Can DHS Take Away My Asylum Status ?
Yes they can! While there are many factors which determine whether or not DHS will take such drastic action, all asylees should be aware that asylum is not a permanent status and can be terminated.
Section 208(c)(2) of the Immigration and Nationality Act (I.N.A.) states very clearly that a grant of asylum “does not convey a right to remain permanently in the United States.”
The relevant regulations can be found at 8 C.F.R. 208.24 and list several reasons for termination, including fraud in the original application and an asylee no longer fearing persecution because of changed country conditions.
There are actually two processes by which DHS can try to have your asylum status terminated, depending on whether you received asylum from U.S. Citizenship and Immigration Services (USCIS) by applying affirmatively (you or your representative filed an application when you were not in removal proceedings) or defensively (you were in removal proceedings and used asylum as a defense). Whether or not your application was filed before or after April 1st, 1997 is also an important factor.

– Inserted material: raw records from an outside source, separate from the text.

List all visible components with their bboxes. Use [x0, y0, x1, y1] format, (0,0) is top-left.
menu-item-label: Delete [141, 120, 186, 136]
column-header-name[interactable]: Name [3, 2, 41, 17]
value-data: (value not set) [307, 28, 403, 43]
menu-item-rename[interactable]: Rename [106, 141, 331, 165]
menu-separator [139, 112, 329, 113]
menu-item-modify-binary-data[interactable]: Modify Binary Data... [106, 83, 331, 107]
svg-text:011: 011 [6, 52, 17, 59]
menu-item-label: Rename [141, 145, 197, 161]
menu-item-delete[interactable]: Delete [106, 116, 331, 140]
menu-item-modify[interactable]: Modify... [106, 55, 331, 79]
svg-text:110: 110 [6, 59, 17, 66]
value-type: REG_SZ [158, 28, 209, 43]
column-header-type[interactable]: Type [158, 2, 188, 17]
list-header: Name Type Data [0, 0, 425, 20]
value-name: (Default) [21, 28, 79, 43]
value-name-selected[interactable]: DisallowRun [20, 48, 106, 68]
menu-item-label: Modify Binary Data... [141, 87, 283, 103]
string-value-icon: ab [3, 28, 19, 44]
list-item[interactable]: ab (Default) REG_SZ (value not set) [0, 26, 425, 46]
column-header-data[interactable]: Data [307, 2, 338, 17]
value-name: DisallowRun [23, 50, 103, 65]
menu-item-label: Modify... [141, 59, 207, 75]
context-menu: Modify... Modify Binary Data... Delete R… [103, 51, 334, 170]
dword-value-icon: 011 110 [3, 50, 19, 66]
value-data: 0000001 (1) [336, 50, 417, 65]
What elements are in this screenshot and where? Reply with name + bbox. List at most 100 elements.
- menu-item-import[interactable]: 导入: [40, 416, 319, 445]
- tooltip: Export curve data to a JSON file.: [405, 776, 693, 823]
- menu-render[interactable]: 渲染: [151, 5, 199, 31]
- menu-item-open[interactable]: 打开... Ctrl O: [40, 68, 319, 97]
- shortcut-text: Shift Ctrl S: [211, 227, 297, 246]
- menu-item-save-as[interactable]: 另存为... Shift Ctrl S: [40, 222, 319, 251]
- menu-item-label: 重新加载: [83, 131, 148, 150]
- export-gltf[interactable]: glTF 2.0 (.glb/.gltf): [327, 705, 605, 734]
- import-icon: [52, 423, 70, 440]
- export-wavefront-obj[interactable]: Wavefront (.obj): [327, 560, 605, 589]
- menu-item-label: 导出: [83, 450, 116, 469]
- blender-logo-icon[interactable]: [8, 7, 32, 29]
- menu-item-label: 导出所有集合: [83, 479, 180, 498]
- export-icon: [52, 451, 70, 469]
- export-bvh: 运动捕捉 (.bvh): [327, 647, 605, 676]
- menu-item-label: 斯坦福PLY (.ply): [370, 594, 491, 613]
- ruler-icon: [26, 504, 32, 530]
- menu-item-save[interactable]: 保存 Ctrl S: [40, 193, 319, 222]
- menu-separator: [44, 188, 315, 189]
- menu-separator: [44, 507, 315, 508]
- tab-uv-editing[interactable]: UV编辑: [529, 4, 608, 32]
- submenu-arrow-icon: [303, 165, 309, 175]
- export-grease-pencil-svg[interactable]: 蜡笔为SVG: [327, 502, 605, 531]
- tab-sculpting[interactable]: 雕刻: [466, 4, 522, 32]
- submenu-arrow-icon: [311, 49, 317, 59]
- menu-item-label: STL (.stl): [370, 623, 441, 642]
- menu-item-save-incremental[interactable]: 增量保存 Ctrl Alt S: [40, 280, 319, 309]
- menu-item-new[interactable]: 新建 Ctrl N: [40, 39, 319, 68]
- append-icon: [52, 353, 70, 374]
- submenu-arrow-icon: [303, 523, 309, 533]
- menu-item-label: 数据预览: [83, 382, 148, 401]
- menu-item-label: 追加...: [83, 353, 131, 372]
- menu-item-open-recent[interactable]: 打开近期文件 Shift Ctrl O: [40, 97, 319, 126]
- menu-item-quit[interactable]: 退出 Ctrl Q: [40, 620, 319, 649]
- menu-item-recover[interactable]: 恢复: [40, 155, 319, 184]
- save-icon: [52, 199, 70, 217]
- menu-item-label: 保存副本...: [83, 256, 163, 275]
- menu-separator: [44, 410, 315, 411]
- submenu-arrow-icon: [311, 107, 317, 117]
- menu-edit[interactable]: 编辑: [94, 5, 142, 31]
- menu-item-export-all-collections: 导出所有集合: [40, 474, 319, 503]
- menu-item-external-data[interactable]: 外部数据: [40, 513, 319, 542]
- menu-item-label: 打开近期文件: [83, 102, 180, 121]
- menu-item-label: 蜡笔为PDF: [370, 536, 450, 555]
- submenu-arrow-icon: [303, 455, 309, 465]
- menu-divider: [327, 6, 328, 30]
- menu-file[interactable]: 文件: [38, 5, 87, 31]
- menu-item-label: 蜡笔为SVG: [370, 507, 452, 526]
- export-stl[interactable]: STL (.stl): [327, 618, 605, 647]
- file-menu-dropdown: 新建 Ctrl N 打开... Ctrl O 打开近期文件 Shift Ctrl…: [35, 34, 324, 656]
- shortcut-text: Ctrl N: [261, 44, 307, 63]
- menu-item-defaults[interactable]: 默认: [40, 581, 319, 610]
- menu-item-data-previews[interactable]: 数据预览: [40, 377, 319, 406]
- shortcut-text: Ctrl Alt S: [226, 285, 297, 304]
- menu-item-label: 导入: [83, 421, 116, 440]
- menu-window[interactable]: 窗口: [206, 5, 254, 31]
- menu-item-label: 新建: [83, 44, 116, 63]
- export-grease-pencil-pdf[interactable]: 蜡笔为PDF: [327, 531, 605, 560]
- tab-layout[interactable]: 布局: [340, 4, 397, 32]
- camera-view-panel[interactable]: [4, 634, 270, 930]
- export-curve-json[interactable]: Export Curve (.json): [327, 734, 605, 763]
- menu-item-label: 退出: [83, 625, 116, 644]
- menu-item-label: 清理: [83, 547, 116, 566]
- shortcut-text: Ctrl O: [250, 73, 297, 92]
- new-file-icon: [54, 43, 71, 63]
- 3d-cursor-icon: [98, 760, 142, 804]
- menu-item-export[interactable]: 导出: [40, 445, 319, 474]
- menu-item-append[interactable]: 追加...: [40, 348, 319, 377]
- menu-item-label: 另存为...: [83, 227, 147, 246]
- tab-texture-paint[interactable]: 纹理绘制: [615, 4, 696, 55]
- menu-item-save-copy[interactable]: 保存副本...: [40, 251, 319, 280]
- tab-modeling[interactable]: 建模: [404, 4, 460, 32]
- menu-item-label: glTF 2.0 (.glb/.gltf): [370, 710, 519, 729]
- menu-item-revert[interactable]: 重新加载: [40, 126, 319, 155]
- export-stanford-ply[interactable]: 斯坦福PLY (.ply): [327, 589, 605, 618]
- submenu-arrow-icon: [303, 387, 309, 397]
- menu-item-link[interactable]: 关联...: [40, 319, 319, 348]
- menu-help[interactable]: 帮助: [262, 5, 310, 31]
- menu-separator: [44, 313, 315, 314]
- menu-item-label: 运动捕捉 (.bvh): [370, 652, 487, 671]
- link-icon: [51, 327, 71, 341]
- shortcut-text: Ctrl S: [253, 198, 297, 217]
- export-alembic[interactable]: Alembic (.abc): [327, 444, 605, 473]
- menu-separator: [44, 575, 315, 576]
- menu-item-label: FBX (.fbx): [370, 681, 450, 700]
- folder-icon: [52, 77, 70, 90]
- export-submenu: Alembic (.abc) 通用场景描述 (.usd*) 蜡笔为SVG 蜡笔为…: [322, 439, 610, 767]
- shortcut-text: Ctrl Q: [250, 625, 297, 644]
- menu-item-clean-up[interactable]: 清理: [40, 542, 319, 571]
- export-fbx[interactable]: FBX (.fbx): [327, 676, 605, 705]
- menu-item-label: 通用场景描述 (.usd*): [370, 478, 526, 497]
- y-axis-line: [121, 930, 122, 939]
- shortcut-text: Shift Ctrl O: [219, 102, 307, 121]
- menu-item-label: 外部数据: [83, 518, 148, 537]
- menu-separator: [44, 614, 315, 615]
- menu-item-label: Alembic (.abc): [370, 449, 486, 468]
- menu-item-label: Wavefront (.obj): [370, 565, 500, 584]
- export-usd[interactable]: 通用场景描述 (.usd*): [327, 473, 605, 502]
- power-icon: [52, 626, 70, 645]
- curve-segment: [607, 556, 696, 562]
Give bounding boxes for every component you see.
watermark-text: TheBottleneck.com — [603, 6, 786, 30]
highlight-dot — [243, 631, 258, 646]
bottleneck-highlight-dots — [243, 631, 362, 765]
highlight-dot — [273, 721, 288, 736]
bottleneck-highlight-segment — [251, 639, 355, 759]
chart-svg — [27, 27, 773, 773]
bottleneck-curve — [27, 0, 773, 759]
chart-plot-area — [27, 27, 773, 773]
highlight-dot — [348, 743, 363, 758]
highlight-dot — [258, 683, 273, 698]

If DHS/USCIS granted you asylum
If a USCIS Asylum Officer granted you asylum, but USCIS later decides that you did not deserve it or no longer qualify, they must notify you in writing that they intend to terminate your status, schedule an interview where the reasons are explained to you, and give you an opportunity to rebut those reasons.
The interview must take place at least 30 days after that written “Notice of Termination” is issued.
If the interviewing officer decides to terminate, the regulation requires her to place you in removal proceedings. Any derivatives (spouse/children) who derived their asylum status through you will also have their asylum terminated, although they can file their own applications for asylum if they qualify independently of you.
The DHS termination procedure seems to violate basic due process, since the agency which granted the asylum is also allowed to take it away without any opportunity for judicial review. Even though you could re-apply for asylum in removal proceedings, you would have to wait years for a hearing in immigration court, and in the meantime your work authorization and travel documents would expire. While these can be renewed in most cases, there would certainly be a gap in employment eligibility.
More importantly, you would have no lawful immigration status.
It is far from certain that an IJ would approve a subsequent asylum application if the first one was terminated due to alleged fraud in the application. At your hearing the DHS attorney would most certainly introduce whatever evidence of fraud led to the termination of your status, and the IJ would have to decide if she believes that you filed a genuine application. You would also run afoul of the one year deadline for asylum filings since your case would presumably come before the IJ several years after your last entry to the U.S. These are substantial obstacles to overcome.
Unfortunately, the Board of Immigration Appeals held in Matter of A-S-J, 25 I&N Dec. 893 (BIA 2012) that Immigration Judges do NOT have the power to review DHS’s decision to terminate asylum status. This opinion is binding on Immigration Judges in every state, unless a federal court decides that it is wrong. So far, only the Ninth Circuit has held that the DHS termination procedure is contrary to Congress’ intent: that only the Attorney General (i.e. Immigration Judges in the Department of Justice) has the power to terminate asylum status; Nijjar v Holder, 689 F.3d 1077 (9th Cir. 2012)
The Court did not agree with DHS that they should infer that Congress wanted both agencies to have the power to terminate:
“It is even more difficult to imagine that Congress intended so important a determination as terminating asylum status for fraud to be an unreviewable decision, made by an officer below the level of, and without the independence of, an immigration judge, on the basis of an informal interview.”
As someone who has attended several of these interviews at the New York Asylum Office, I find the Ninth Circuit’s view very persuading, although the Second (New York, Connecticut), Third (New Jersey, Pennsylvania) and Fifth Circuits (Texas, Mississippi, and Louisiana) do not. Rulings of the Ninth Circuit only apply within that Circuit, so DHS may no longer unilaterally terminate a person’s asylum status in that jurisdiction.
Termination interviews are naturally confrontational, but it is still always clear to me that USCIS has made up its mind to pursue termination to the bitter end no matter what evidence we proffer to rebut the fraud allegations.
When the decision to terminate has more to do with the agency saving face than actually reviewing the merits of an asylum case, it is clear why Congress would surely have intended that a neutral arbiter like an Immigration Judge should be able to review that decision.
If the Immigration Judge granted you asylum
In this case, 8 C.F.R. 208.24 requires DHS to file a motion with the Immigration Judge to reopen your case with a view to terminating it; they cannot unilaterally terminate a grant of asylum issued by an Immigration Judge. This gives the asylee some protection, since the IJ does not have to grant that motion.